Saturday, December 17, 2011

Effortful relaxing

But then why is relaxing so effortful? If simple being is the ultimate state and we come to fully believe this, why is it that we keep on striving?

Because the striving makes sense to us, whereas Beingness does not. We know that anything worth having must be worked for, and the more worthy it is, the harder we must work. This has been incorporated into the very nature of our being and cannot simply be excised. If we wish to exist in just this moment, striving must be worn away gradually; for most of us there is no other way.

I confess that for me this sometimes feels like a battle, with awareness on one side and the mind on the other, thus:
A: Ah! I am.
M: You really ought to be cleaning the house.
A: The mind, chattering.
M: I mean, it's not going to clean itself, now, is it?
A: Returning to the present moment...acknowledging planning, planning....
M: You are an idiot to keep doing this blog thing. I mean, who cares?
A: Thinking, thinking....
M: Your mother doesn't even read it.
A: WOULD YOU SHUT THE *&%# UP!
Silence for a beat.
A: Breathing, breathing....
M: (Muttering) Not very freaking spiritual, if you ask me.
And so on.

But of course this is not a healthy way of viewing things, either. If the mind is wrong in this view and awareness is right, then I have set up the same old duality which always creates suffering. Besides which, as Heather Martin points out, the mind is merely trying its best to protect and help us. That its understanding is limited is not the mind's fault; it only has the tools at its disposal.

We are born with basic awareness completely intact and very little mind trying to control what goes on either inside or outside our bodies. Looking into an infant's eyes is deeply gratifying for the same reason that looking into the eyes of a true master of the dharma is gratifying--because there are no barriers there. The question is, why can't we simply remain aware and not lose it as we age? Also, is it then possible to simply return to such a primordial state and find awareness there?

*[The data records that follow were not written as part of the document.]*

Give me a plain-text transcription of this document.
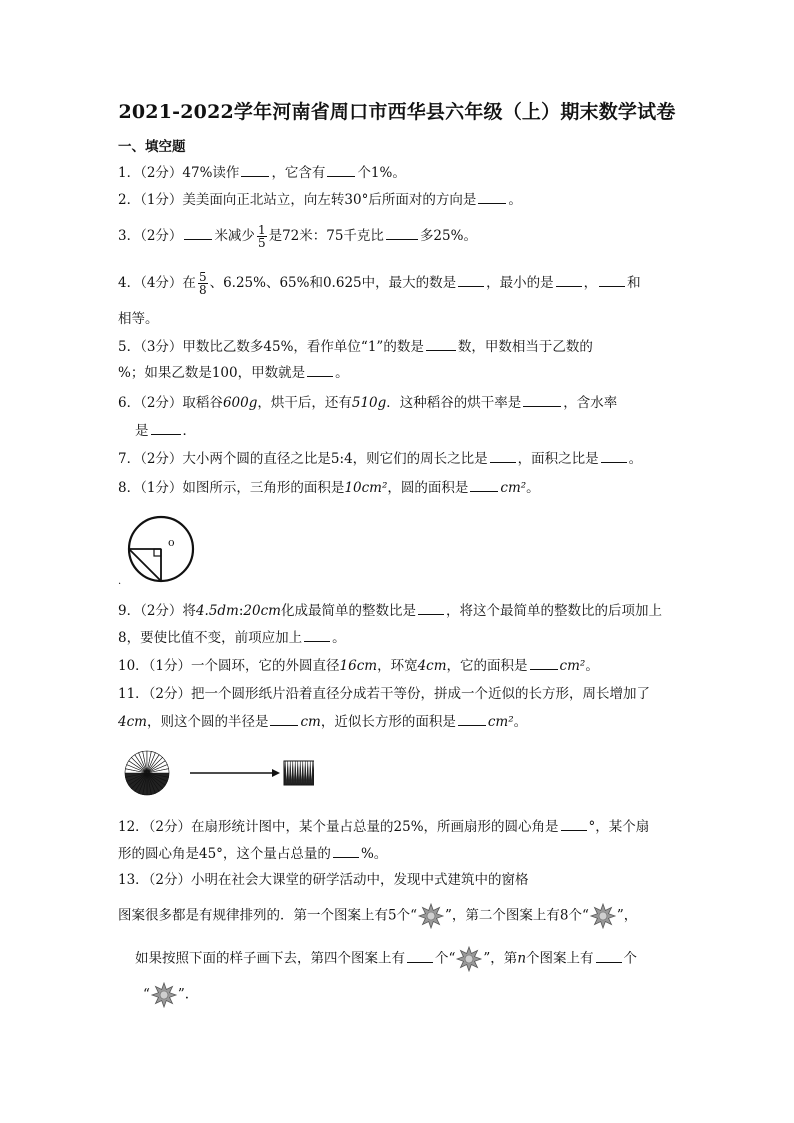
2021-2022学年河南省周口市西华县六年级（上）期末数学试卷
一、填空题
1．（2分）47%读作 ，它含有 个1%。
2．（1分）美美面向正北站立，向左转30°后所面对的方向是 。
3．（2分） 米减少 $\frac{1}{5}$ 是72米：75千克比	多25%。
4．（4分）在 $\frac{5}{8}$ 、6.25%、65%和0.625中，最大的数是 ，最小的是 ， 和
相等。
5．（3分）甲数比乙数多45%，看作单位“1”的数是	数，甲数相当于乙数的
%；如果乙数是100，甲数就是 。
6．（2分）取稻谷600g，烘干后，还有510g．这种稻谷的烘干率是	，含水率
是	．
7．（2分）大小两个圆的直径之比是5:4，则它们的周长之比是 ，面积之比是 。
8．（1分）如图所示，三角形的面积是10cm²，圆的面积是 cm²。
o
.
9．（2分）将4.5dm:20cm化成最简单的整数比是 ，将这个最简单的整数比的后项加上
8，要使比值不变，前项应加上 。
10．（1分）一个圆环，它的外圆直径16cm，环宽4cm，它的面积是 cm²。
11．（2分）把一个圆形纸片沿着直径分成若干等份，拼成一个近似的长方形，周长增加了
4cm，则这个圆的半径是 cm，近似长方形的面积是 cm²。
12．（2分）在扇形统计图中，某个量占总量的25%，所画扇形的圆心角是 °，某个扇
形的圆心角是45°，这个量占总量的 %。
13．（2分）小明在社会大课堂的研学活动中，发现中式建筑中的窗格
图案很多都是有规律排列的．第一个图案上有5个“ ”，第二个图案上有8个“ ”，
如果按照下面的样子画下去，第四个图案上有 个“ ”，第n个图案上有 个
“ ”.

But we cannot exist on awareness alone. It is inevitable that the infant builds up habits of minds and conclusions about the world; life would not be possible without them. We then must unravel many of our assumptions to get back to that state of being where awareness is paramount. It is frustrating to think that we start off fully aware and then muck it up in the process of growing up, needing to undo much of that mucking to get back where we started. But an infant's awareness is not informed with wisdom; it is an awareness that cannot go much of anywhere. For that to happen we must go through the intermediate stages to arrive at the awareness that can lead to permanent peace.

There is a misconception about this awareness, about our Buddha nature, that I shared until quite recently. The misconception goes like this: we are all buddhas and all that is required is for us to unbury that essential nature. That, so this theory goes, is the work we are about. But at a recent retreat with Christina Feldman someone casually said that since we are merely uncovering our Buddha nature within...and Christina stopped them and said, "Where is that written? When did the Buddha say that?" As she is a scholar of the early texts, I think we must assume the answers are, "Nowhere and he didn't". We must build this Buddha nature from the ground up. Yes, we have the basic awareness with which we are born and, yes, we have buried this awareness with all sorts of detritus, but I now believe that, while we are working back to that basic awareness we must carry with us the wisdom we have gained along the way in order to achieve anything like true freedom.